Jane Norman, of the University of Edinburgh, and colleagues from NHS National Services in Scotland, researched a population-wide database of linked maternity records, infant health and death records in Scotland. They identified 1.49 million singleton births between 1980 and 2004, of which 90,000 were preterm births ““ babies born before they reach 37 weeks of gestation. Both spontaneous preterm births and medically-induced preterm births increased between 1980 and 2004; in absolute terms the rates of increase in each type of preterm birth were similar. Examining the database, the researchers found that maternal complications including pre-eclampsia (a condition causing high blood pressure) and placenta previa (the covering of the opening of the cervix by the placenta) played a decreasing role in preterm births over the period, whilst gestational and pre-existing diabetes played an increasing role. The researchers also found that there was an overall decline in stillbirth and in neonatal and perinatal deaths amongst preterm babies in the period covered ““ although at 28 weeks gestation and beyond, stillbirths and perinatal deaths reduced amongst medically-induced preterm babies, but were not reduced in babies who were spontaneously preterm.
These findings are important because rates of preterm birth are rising worldwide.

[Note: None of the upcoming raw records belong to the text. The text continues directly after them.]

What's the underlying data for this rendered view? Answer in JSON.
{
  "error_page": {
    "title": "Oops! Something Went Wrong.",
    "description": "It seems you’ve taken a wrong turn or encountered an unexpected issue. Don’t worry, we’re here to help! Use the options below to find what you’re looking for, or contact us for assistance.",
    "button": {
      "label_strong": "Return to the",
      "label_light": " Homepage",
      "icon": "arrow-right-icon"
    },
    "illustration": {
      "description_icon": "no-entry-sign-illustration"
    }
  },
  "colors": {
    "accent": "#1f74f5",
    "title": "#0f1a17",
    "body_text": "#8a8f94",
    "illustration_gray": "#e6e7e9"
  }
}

Studies conducted in populations in the United States and in Latin America have suggested that this is mainly due to an increase in medically-induced labor, and therefore could be associated with reduced neonatal deaths, whilst studies conducted in Europe and Australia have shown an increase in spontaneous preterm births. The results of this study show that in Scotland at least, methods will have to be found to reduce the rates of both spontaneous and medically-induced preterm births to both reduce the considerable suffering and better identify those sick babies who need to be delivered early to give them the best chance of survival.

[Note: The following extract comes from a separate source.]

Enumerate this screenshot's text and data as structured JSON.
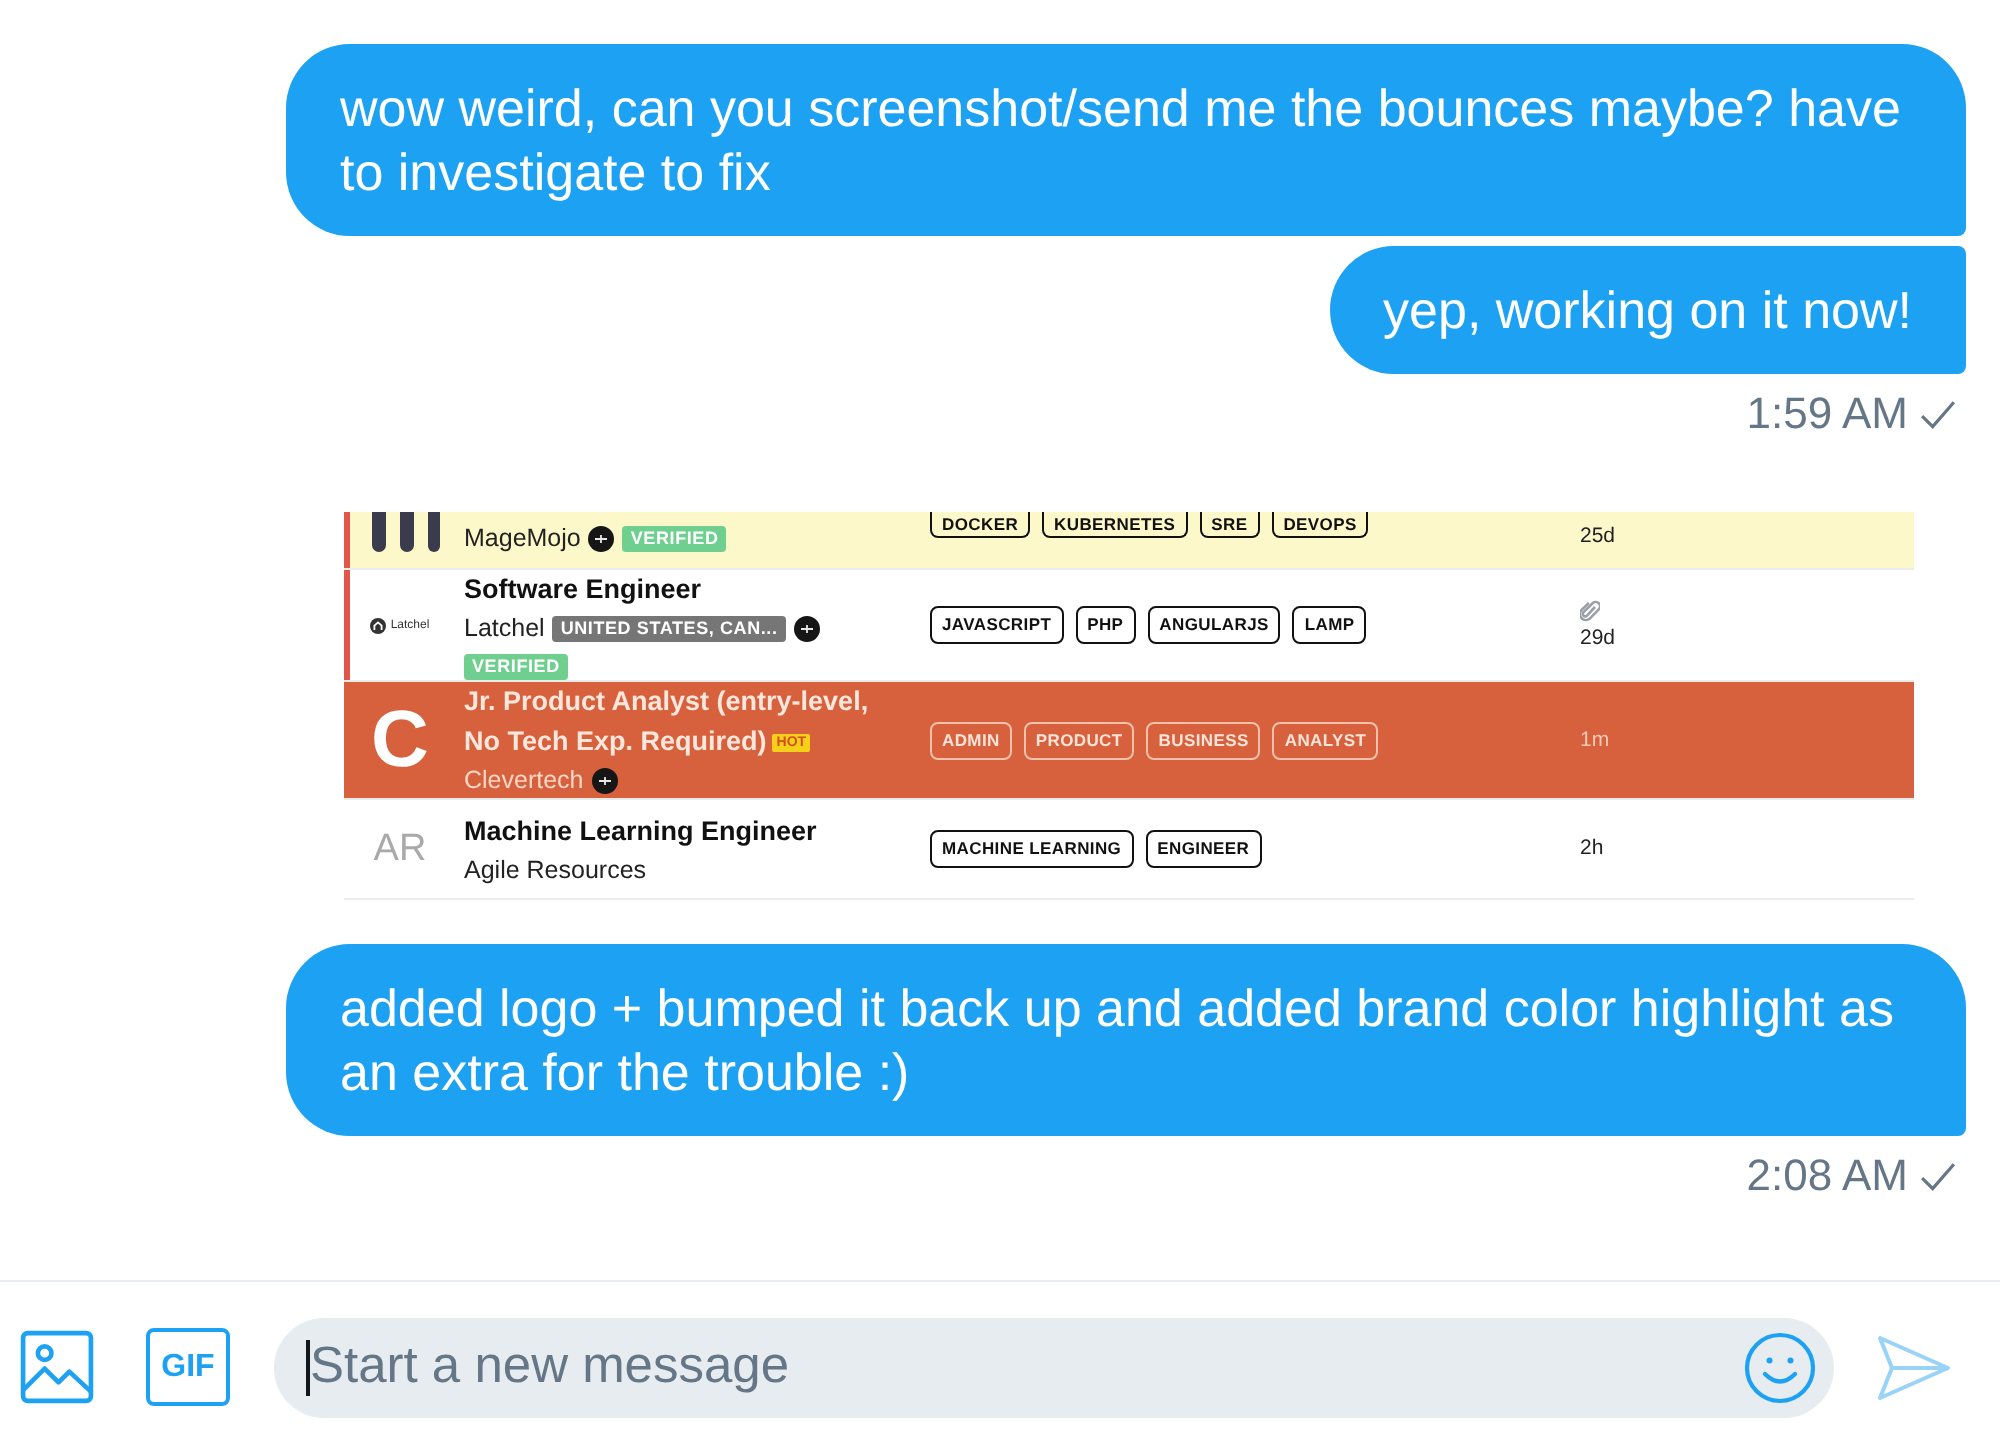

Citation: Norman JE, Morris C, Chalmers J (2009) The Effect of Changing Patterns of Obstetric Care in Scotland (1980) on Rates of Preterm Birth and Its Neonatal Consequences: Perinatal Database Study. PLoS Med 6(9): e1000153. doi:10.1371/journal.pmed.1000153
Funding: This project was funded by grant no CZG/2/285 from the Chief Scientist Office, Scottish Government (http://www.sehd.scot.nhs.uk/cso) and the baby charity, Tommy’s (http://www.tommys.org). The funders had no role in study design, data collection or analysis, decision to publish, or preparation of the manuscript
Competing Interests: JN has received grants from government (Medical Research Council, UK; Chief Scientist’s Office, Scottish Executive) and charitable organizations for research into understanding the mechanism of term and preterm labor and investigating treatments (charities currently include Tommy’s, Piggy Bank Kids, and Action Medical Research, and formerly include Wellbeing of Women), has acted as a consultant to a small drug company (Preglem, Geneva) that was considering developing treatments for preterm labor, and is named as an inventor on patent applications for a compound (a prokineticin antagonist) potentially useful in preterm labor prevention. CM and JC have read this journal’s policy and have no competing interests.